On Turedo Hierarchies and Intrinsic Universality

TL;DR

This paper explores the hierarchy and universality of turedos, self-avoiding Turing machines in various dimensions and radii, revealing complex relationships between parameters and simulation capabilities.

Contribution

It establishes the existence of universal turedos in 3D with radius 1 and demonstrates the radius hierarchy and dimensional limitations for intrinsic universality.

Findings

3D turedos of radius 1 are intrinsically universal for all radii.

In 2D, some radius 2 turedos cannot be simulated by radius 1 turedos.

Radius 3 turedos can simulate all radius 1 turedos in 2D.

Abstract

This paper is about turedos, which are Turing machine whose head can move in the plane (or in a higher-dimensional space) but only in a selfavoiding way, by putting marks (letters) on visited positions and moving only to unmarked, therefore unvisited, positions. The key parameter of turedos is their lookup radius: the distance up to which the head can look around in order to make its decision of where to move to and what mark to write.

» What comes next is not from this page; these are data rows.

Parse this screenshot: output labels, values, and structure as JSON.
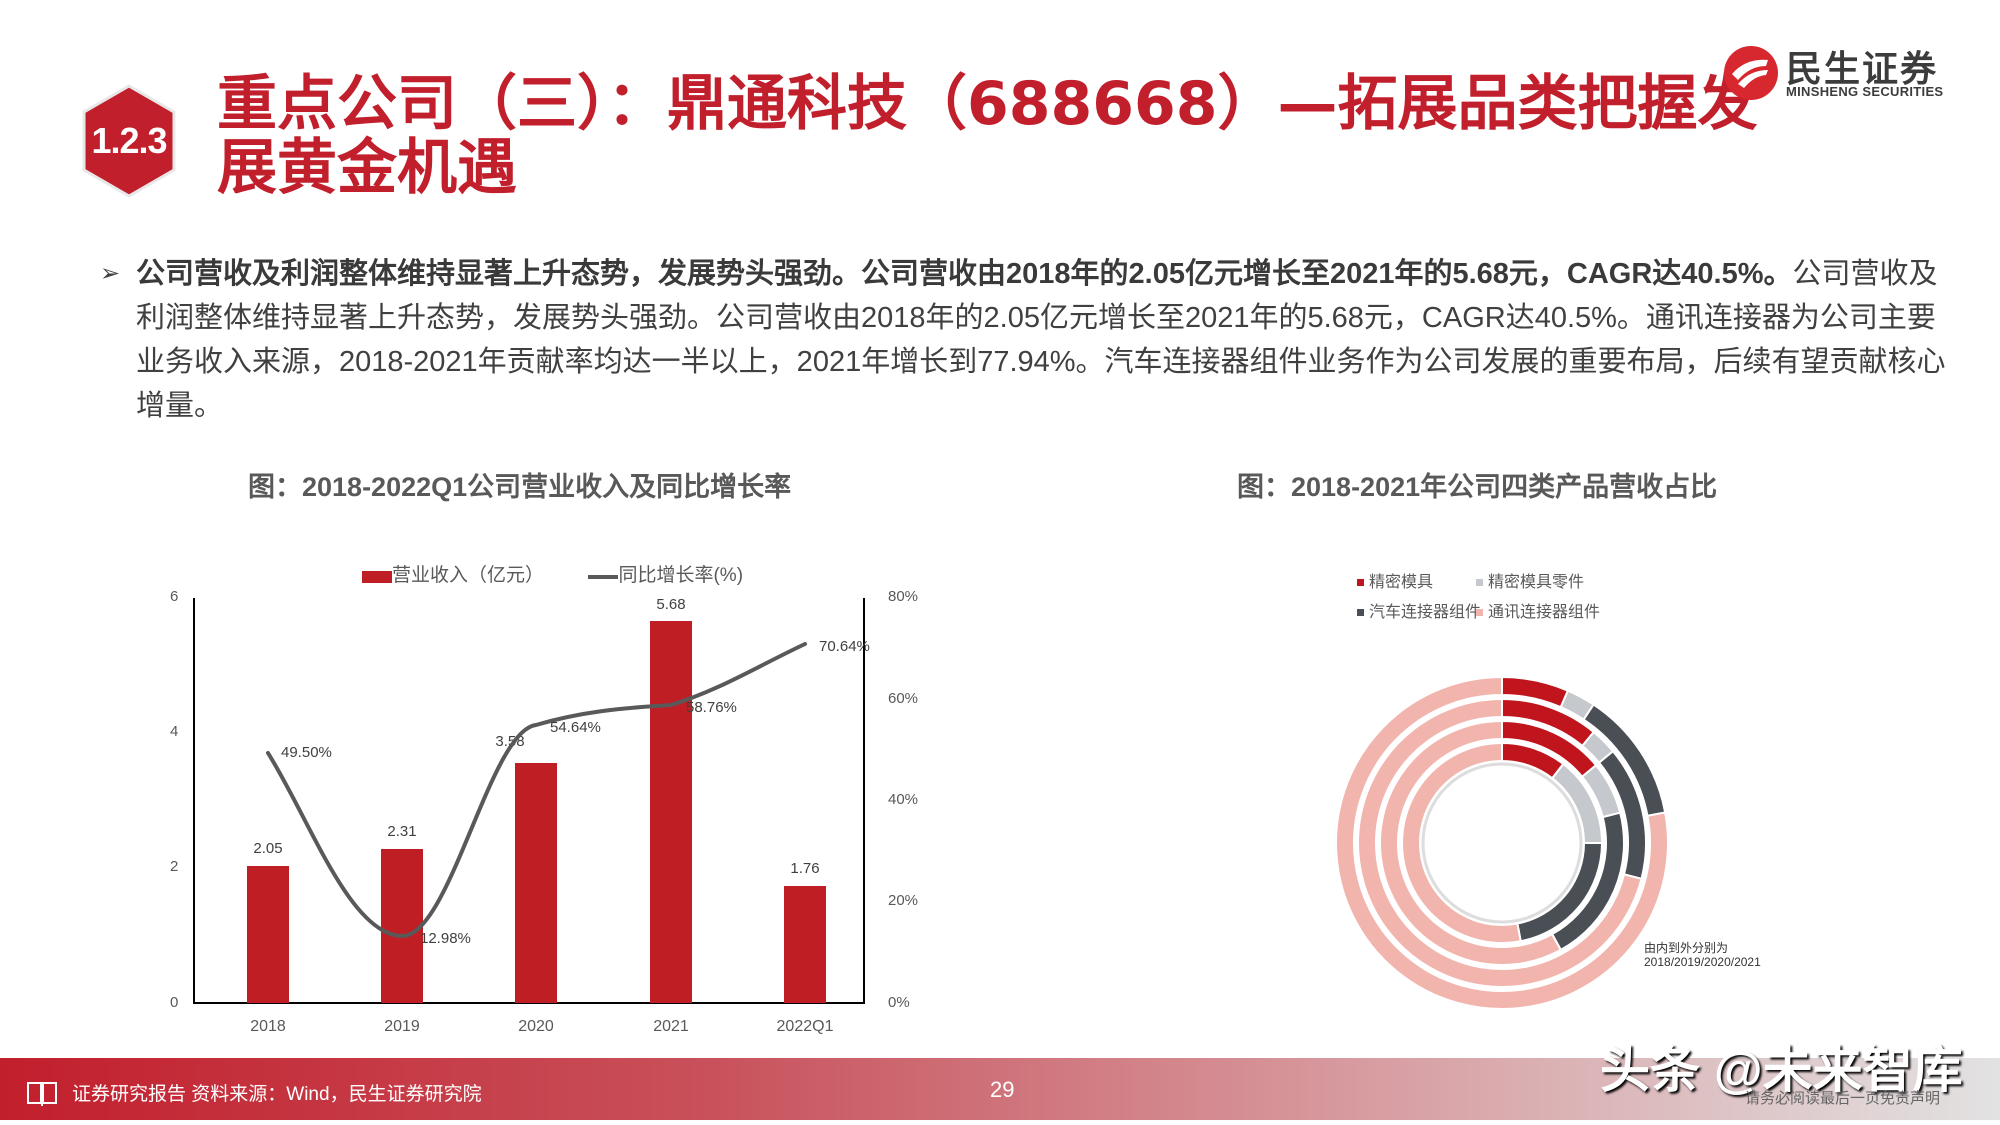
{
  "header": {
    "section_number": "1.2.3",
    "title_line1": "重点公司（三）：鼎通科技（688668）—拓展品类把握发",
    "title_line2": "展黄金机遇",
    "logo_cn": "民生证券",
    "logo_en": "MINSHENG SECURITIES",
    "brand_color": "#c21f2c"
  },
  "body": {
    "bullet_icon": "➢",
    "bold_text": "公司营收及利润整体维持显著上升态势，发展势头强劲。公司营收由2018年的2.05亿元增长至2021年的5.68元，CAGR达40.5%。",
    "normal_text": "公司营收及利润整体维持显著上升态势，发展势头强劲。公司营收由2018年的2.05亿元增长至2021年的5.68元，CAGR达40.5%。通讯连接器为公司主要业务收入来源，2018-2021年贡献率均达一半以上，2021年增长到77.94%。汽车连接器组件业务作为公司发展的重要布局，后续有望贡献核心增量。"
  },
  "left_chart": {
    "title": "图：2018-2022Q1公司营业收入及同比增长率",
    "legend_bar": "营业收入（亿元）",
    "legend_line": "同比增长率(%)",
    "y_ticks": [
      "6",
      "4",
      "2",
      "0"
    ],
    "y2_ticks": [
      "80%",
      "60%",
      "40%",
      "20%",
      "0%"
    ],
    "categories": [
      "2018",
      "2019",
      "2020",
      "2021",
      "2022Q1"
    ],
    "bar_labels": [
      "2.05",
      "2.31",
      "3.58",
      "5.68",
      "1.76"
    ],
    "line_labels": [
      "49.50%",
      "12.98%",
      "54.64%",
      "58.76%",
      "70.64%"
    ]
  },
  "right_chart": {
    "title": "图：2018-2021年公司四类产品营收占比",
    "legend": [
      {
        "label": "精密模具",
        "color": "#c0151d"
      },
      {
        "label": "精密模具零件",
        "color": "#c5c8cc"
      },
      {
        "label": "汽车连接器组件",
        "color": "#4a4e55"
      },
      {
        "label": "通讯连接器组件",
        "color": "#f2b5ae"
      }
    ],
    "note_line1": "由内到外分别为",
    "note_line2": "2018/2019/2020/2021"
  },
  "chart_data": [
    {
      "type": "bar",
      "title": "图：2018-2022Q1公司营业收入及同比增长率",
      "categories": [
        "2018",
        "2019",
        "2020",
        "2021",
        "2022Q1"
      ],
      "series": [
        {
          "name": "营业收入（亿元）",
          "type": "bar",
          "axis": "left",
          "color": "#be1e24",
          "values": [
            2.05,
            2.31,
            3.58,
            5.68,
            1.76
          ]
        },
        {
          "name": "同比增长率(%)",
          "type": "line",
          "axis": "right",
          "color": "#595959",
          "values": [
            49.5,
            12.98,
            54.64,
            58.76,
            70.64
          ]
        }
      ],
      "xlabel": "",
      "ylabel": "",
      "ylim": [
        0,
        6
      ],
      "y2lim": [
        0,
        80
      ],
      "legend_position": "top",
      "grid": false
    },
    {
      "type": "pie",
      "subtype": "multi-ring donut",
      "title": "图：2018-2021年公司四类产品营收占比",
      "categories": [
        "精密模具",
        "精密模具零件",
        "汽车连接器组件",
        "通讯连接器组件"
      ],
      "series": [
        {
          "name": "2018",
          "values": [
            10.5,
            14.5,
            22.0,
            53.0
          ]
        },
        {
          "name": "2019",
          "values": [
            14.0,
            7.0,
            21.0,
            58.0
          ]
        },
        {
          "name": "2020",
          "values": [
            11.0,
            3.0,
            15.0,
            71.0
          ]
        },
        {
          "name": "2021",
          "values": [
            6.5,
            2.8,
            12.76,
            77.94
          ]
        }
      ],
      "annotation": "由内到外分别为 2018/2019/2020/2021",
      "legend_position": "top"
    }
  ],
  "footer": {
    "book_icon": "book-icon",
    "text": "证券研究报告  资料来源：Wind，民生证券研究院",
    "page_number": "29",
    "watermark": "头条 @未来智库",
    "disclaimer": "请务必阅读最后一页免责声明"
  }
}
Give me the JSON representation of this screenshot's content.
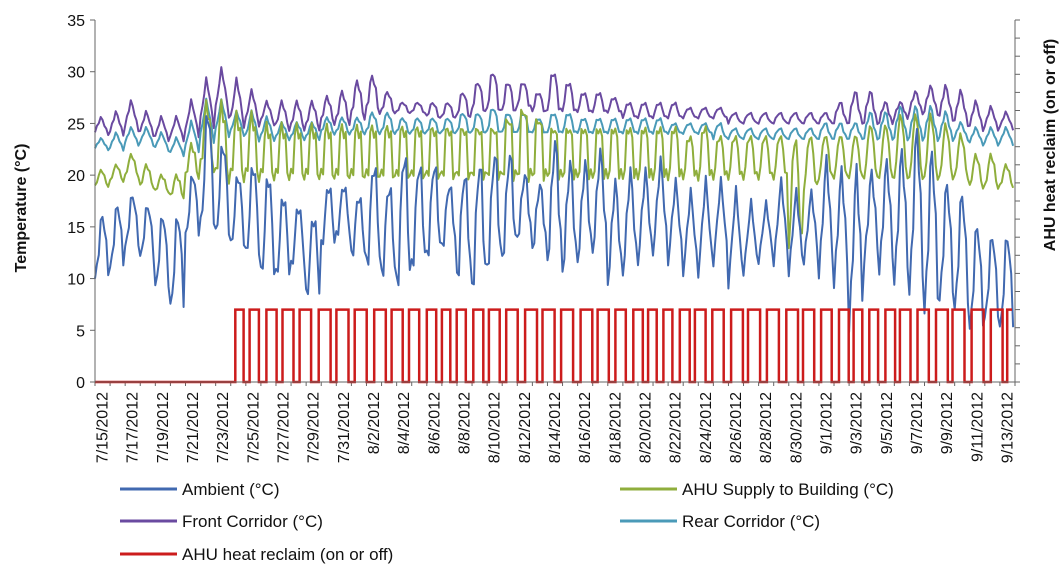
{
  "chart_data": {
    "type": "line",
    "xlabel": "",
    "ylabel": "Temperature (°C)",
    "y2label": "AHU heat reclaim (on or off)",
    "ylim": [
      0,
      35
    ],
    "yticks": [
      0,
      5,
      10,
      15,
      20,
      25,
      30,
      35
    ],
    "x_start": "7/15/2012",
    "x_end": "9/14/2012",
    "x_tick_labels": [
      "7/15/2012",
      "7/17/2012",
      "7/19/2012",
      "7/21/2012",
      "7/23/2012",
      "7/25/2012",
      "7/27/2012",
      "7/29/2012",
      "7/31/2012",
      "8/2/2012",
      "8/4/2012",
      "8/6/2012",
      "8/8/2012",
      "8/10/2012",
      "8/12/2012",
      "8/14/2012",
      "8/16/2012",
      "8/18/2012",
      "8/20/2012",
      "8/22/2012",
      "8/24/2012",
      "8/26/2012",
      "8/28/2012",
      "8/30/2012",
      "9/1/2012",
      "9/3/2012",
      "9/5/2012",
      "9/7/2012",
      "9/9/2012",
      "9/11/2012",
      "9/13/2012"
    ],
    "grid": false,
    "legend_placement": "bottom",
    "series": [
      {
        "name": "Ambient (°C)",
        "color": "#4169b0",
        "daily_min": [
          10,
          11,
          13,
          12,
          9,
          7,
          14,
          15,
          14,
          13,
          12,
          10,
          10,
          11,
          8,
          13,
          14,
          12,
          11,
          10,
          9,
          11,
          12,
          13,
          10,
          9,
          11,
          12,
          14,
          13,
          12,
          11,
          12,
          13,
          10,
          11,
          12,
          13,
          12,
          11,
          11,
          12,
          10,
          11,
          12,
          12,
          11,
          12,
          11,
          10,
          6,
          12,
          11,
          10,
          9,
          7,
          8,
          7,
          5,
          6,
          5
        ],
        "daily_max": [
          16,
          17,
          18,
          17,
          16,
          16,
          20,
          26,
          23,
          20,
          21,
          20,
          18,
          17,
          16,
          19,
          19,
          18,
          21,
          19,
          22,
          21,
          21,
          19,
          20,
          21,
          22,
          22,
          20,
          19,
          23,
          21,
          21,
          22,
          19,
          20,
          20,
          21,
          19,
          18,
          19,
          19,
          18,
          17,
          17,
          19,
          18,
          18,
          21,
          20,
          20,
          20,
          21,
          22,
          24,
          22,
          19,
          18,
          15,
          14,
          14
        ]
      },
      {
        "name": "AHU Supply to Building (°C)",
        "color": "#8fae3c",
        "daily_min": [
          19,
          19.5,
          20,
          19,
          18.5,
          18,
          20,
          21,
          20,
          20,
          20,
          20,
          20,
          20,
          20,
          20,
          20,
          20,
          20,
          20,
          20,
          20,
          20,
          20,
          20,
          20,
          20,
          20,
          20,
          20,
          20,
          20,
          20,
          20,
          20,
          20,
          20,
          20,
          20,
          20,
          20,
          20,
          20,
          20,
          20,
          20,
          14,
          19,
          20,
          20,
          20,
          20,
          20,
          20,
          20,
          20,
          20,
          20,
          19,
          19,
          19
        ],
        "daily_max": [
          20.5,
          21,
          22,
          21,
          20,
          20,
          23,
          27,
          27,
          26,
          26,
          25,
          25,
          25,
          25,
          25,
          25,
          25,
          25,
          25,
          25,
          25,
          25,
          25,
          25,
          25,
          25,
          26,
          27,
          26,
          25,
          25,
          25,
          25,
          25,
          25,
          25,
          25,
          25,
          24,
          25,
          24,
          24,
          24,
          24,
          24,
          24,
          24,
          24,
          24,
          24,
          25,
          25,
          26,
          26,
          26,
          25,
          24,
          22,
          22,
          21
        ]
      },
      {
        "name": "Front Corridor (°C)",
        "color": "#6a4aa0",
        "daily_min": [
          24,
          24,
          24.5,
          24,
          23.5,
          23.5,
          24,
          25,
          26,
          25,
          25,
          25,
          24.5,
          24.5,
          24.5,
          25,
          25,
          25.5,
          26,
          26,
          26,
          26,
          25.5,
          25.5,
          25.5,
          26,
          26,
          26,
          26.5,
          26,
          26,
          26,
          26,
          26,
          26,
          25.5,
          25.5,
          25.5,
          25.5,
          25.5,
          25.5,
          25.5,
          25,
          25,
          25,
          25,
          25,
          25,
          25,
          25,
          25,
          25,
          25,
          25.5,
          26,
          26,
          25.5,
          25,
          24.5,
          24.5,
          24.5
        ],
        "daily_max": [
          25.5,
          26,
          27,
          26,
          25.5,
          25.5,
          27,
          29,
          30,
          29,
          28,
          27,
          27,
          27,
          27,
          27.5,
          28,
          29,
          29.5,
          28,
          27,
          27,
          27,
          27,
          28,
          29,
          30,
          29,
          29,
          28,
          30,
          29,
          28,
          28,
          27.5,
          27,
          27,
          27,
          27,
          26.5,
          26.5,
          26.5,
          26,
          26,
          26,
          26,
          26,
          26,
          26,
          27,
          28,
          28,
          27,
          27,
          28,
          28.5,
          28.5,
          28,
          27,
          26.5,
          26
        ]
      },
      {
        "name": "Rear Corridor (°C)",
        "color": "#4a9ab8",
        "daily_min": [
          22.5,
          22.5,
          23,
          23,
          22.5,
          22,
          22.5,
          23.5,
          24,
          24,
          23.5,
          23.5,
          23.5,
          23.5,
          23.5,
          24,
          24,
          24,
          24,
          24,
          24,
          24,
          24,
          24,
          24,
          24,
          24,
          24,
          24,
          24,
          24,
          24,
          24,
          24,
          24,
          24,
          24,
          24,
          24,
          24,
          24,
          23.5,
          23.5,
          23.5,
          23.5,
          23.5,
          23.5,
          23.5,
          23.5,
          23.5,
          23.5,
          23.5,
          23.5,
          23.5,
          23.5,
          23.5,
          23.5,
          23.5,
          23,
          23,
          23
        ],
        "daily_max": [
          23.5,
          24,
          24.5,
          24.5,
          24,
          23.5,
          25,
          27,
          27,
          26,
          26,
          25.5,
          25,
          25,
          25,
          25.5,
          25.5,
          25.5,
          26,
          26,
          25.5,
          25.5,
          25.5,
          25.5,
          26,
          26,
          26.5,
          26,
          26,
          25.5,
          26,
          26,
          25.5,
          25.5,
          25.5,
          25.5,
          25.5,
          25.5,
          25,
          25,
          25,
          25,
          24.5,
          24.5,
          24.5,
          24.5,
          24.5,
          24.5,
          25,
          25,
          25,
          26,
          26,
          26.5,
          26.5,
          26.5,
          26,
          25,
          24.5,
          24.5,
          24.5
        ]
      },
      {
        "name": "AHU heat reclaim (on or off)",
        "color": "#cc1c1c",
        "axis": "right",
        "off_value": 0,
        "on_value": 7,
        "on_from": "7/24/2012",
        "pattern": "cycles on/off daily"
      }
    ]
  }
}
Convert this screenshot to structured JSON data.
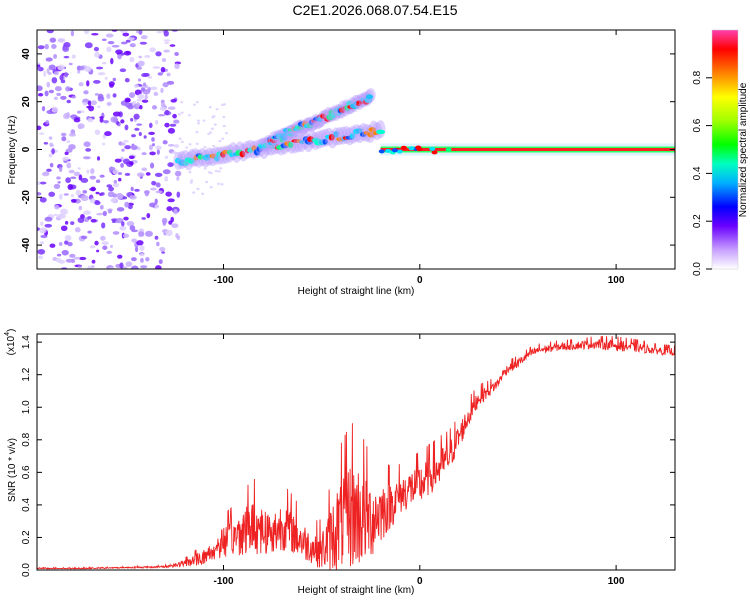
{
  "title": "C2E1.2026.068.07.54.E15",
  "chart_data": [
    {
      "type": "heatmap",
      "xlabel": "Height of straight line (km)",
      "ylabel": "Frequency (Hz)",
      "xlim": [
        -195,
        130
      ],
      "ylim": [
        -50,
        50
      ],
      "x_ticks": [
        -100,
        0,
        100
      ],
      "y_ticks": [
        -40,
        -20,
        0,
        20,
        40
      ],
      "colorbar": {
        "label": "Normalized spectral amplitude",
        "range": [
          0.0,
          1.0
        ],
        "ticks": [
          0.0,
          0.2,
          0.4,
          0.6,
          0.8
        ]
      },
      "features": {
        "noise_region_x": [
          -195,
          -123
        ],
        "signal_onset_x": -123,
        "main_track": {
          "x_start": -20,
          "x_end": 130,
          "frequency": 0
        },
        "diagonal_branches": [
          {
            "x_start": -123,
            "x_end": -20,
            "freq_start": -5,
            "freq_end": 8
          },
          {
            "x_start": -80,
            "x_end": -25,
            "freq_start": 2,
            "freq_end": 22
          }
        ]
      }
    },
    {
      "type": "line",
      "xlabel": "Height of straight line (km)",
      "ylabel": "SNR (10 * v/v)",
      "y_scale_label": "(x10",
      "y_scale_exponent": "4",
      "xlim": [
        -195,
        130
      ],
      "ylim": [
        0.0,
        1.45
      ],
      "x_ticks": [
        -100,
        0,
        100
      ],
      "y_ticks": [
        0.0,
        0.2,
        0.4,
        0.6,
        0.8,
        1.0,
        1.2,
        1.4
      ],
      "y_tick_labels": [
        "0.0",
        "0.2",
        "0.4",
        "0.6",
        "0.8",
        "1.0",
        "1.2",
        "1.4"
      ],
      "series": [
        {
          "name": "SNR",
          "color": "#ee2222",
          "x": [
            -195,
            -170,
            -150,
            -130,
            -120,
            -110,
            -105,
            -100,
            -95,
            -90,
            -85,
            -80,
            -75,
            -70,
            -65,
            -60,
            -55,
            -50,
            -45,
            -40,
            -35,
            -30,
            -25,
            -20,
            -15,
            -10,
            -5,
            0,
            5,
            10,
            15,
            20,
            25,
            30,
            35,
            40,
            42,
            45,
            50,
            55,
            60,
            70,
            80,
            90,
            100,
            110,
            120,
            130
          ],
          "values": [
            0.01,
            0.01,
            0.015,
            0.02,
            0.04,
            0.08,
            0.12,
            0.18,
            0.2,
            0.24,
            0.28,
            0.25,
            0.22,
            0.28,
            0.24,
            0.18,
            0.14,
            0.12,
            0.2,
            0.3,
            0.35,
            0.33,
            0.31,
            0.36,
            0.4,
            0.46,
            0.5,
            0.52,
            0.58,
            0.63,
            0.7,
            0.82,
            0.95,
            1.06,
            1.1,
            1.15,
            1.2,
            1.24,
            1.27,
            1.32,
            1.35,
            1.37,
            1.38,
            1.39,
            1.38,
            1.37,
            1.35,
            1.34
          ],
          "spread": [
            0.003,
            0.003,
            0.004,
            0.006,
            0.02,
            0.05,
            0.07,
            0.1,
            0.12,
            0.15,
            0.18,
            0.16,
            0.14,
            0.16,
            0.14,
            0.12,
            0.1,
            0.12,
            0.22,
            0.3,
            0.35,
            0.32,
            0.25,
            0.2,
            0.15,
            0.12,
            0.12,
            0.13,
            0.12,
            0.12,
            0.1,
            0.08,
            0.07,
            0.05,
            0.04,
            0.03,
            0.03,
            0.03,
            0.03,
            0.025,
            0.025,
            0.025,
            0.025,
            0.03,
            0.035,
            0.03,
            0.025,
            0.025
          ]
        }
      ]
    }
  ]
}
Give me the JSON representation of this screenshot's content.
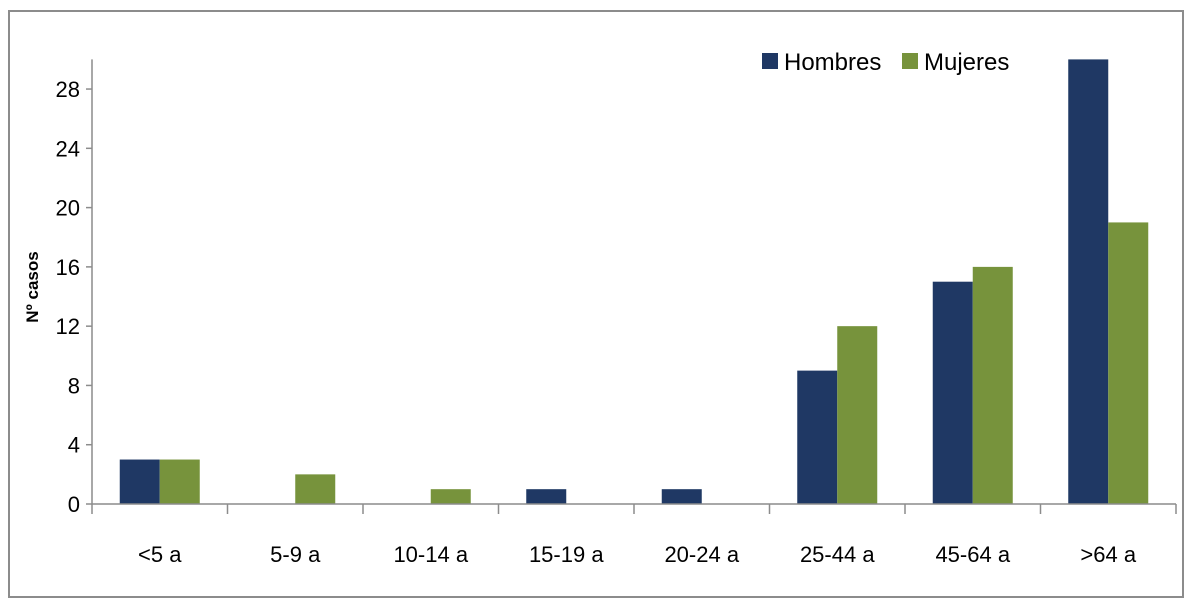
{
  "chart_data": {
    "type": "bar",
    "title": "",
    "xlabel": "",
    "ylabel": "Nº casos",
    "categories": [
      "<5 a",
      "5-9 a",
      "10-14 a",
      "15-19 a",
      "20-24 a",
      "25-44 a",
      "45-64 a",
      ">64 a"
    ],
    "series": [
      {
        "name": "Hombres",
        "color": "#1f3864",
        "values": [
          3,
          0,
          0,
          1,
          1,
          9,
          15,
          30
        ]
      },
      {
        "name": "Mujeres",
        "color": "#77933c",
        "values": [
          3,
          2,
          1,
          0,
          0,
          12,
          16,
          19
        ]
      }
    ],
    "ylim": [
      0,
      30
    ],
    "yticks": [
      0,
      4,
      8,
      12,
      16,
      20,
      24,
      28
    ],
    "grid": false,
    "legend_position": "top-right"
  }
}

In this paper we study the hierarchy of turedos according to their lookup radius and the dimension of space using notions of simulation up to spatio-temporal rescaling (a standard approach in cellular automata or self-assembly systems). We establish that there is a rich interplay between the turedo parameters and the notion of simulation considered. We show in particular, for the most liberal simulations, the existence of 3D turedos of radius 1 that are intrinsically universal for all radii, but that this is impossible in dimension 2, where some radius 2 turedo are impossible to simulate at radius 1. Using stricter notions of simulation, intrinsic universality becomes impossible, even in dimension 3, and there is a strict radius hierarchy. Finally, when restricting to radius 1, universality is again possible in dimension 3, but not in dimension 2, where we show however that a radius 3 turedo can simulate all radius 1 turedos.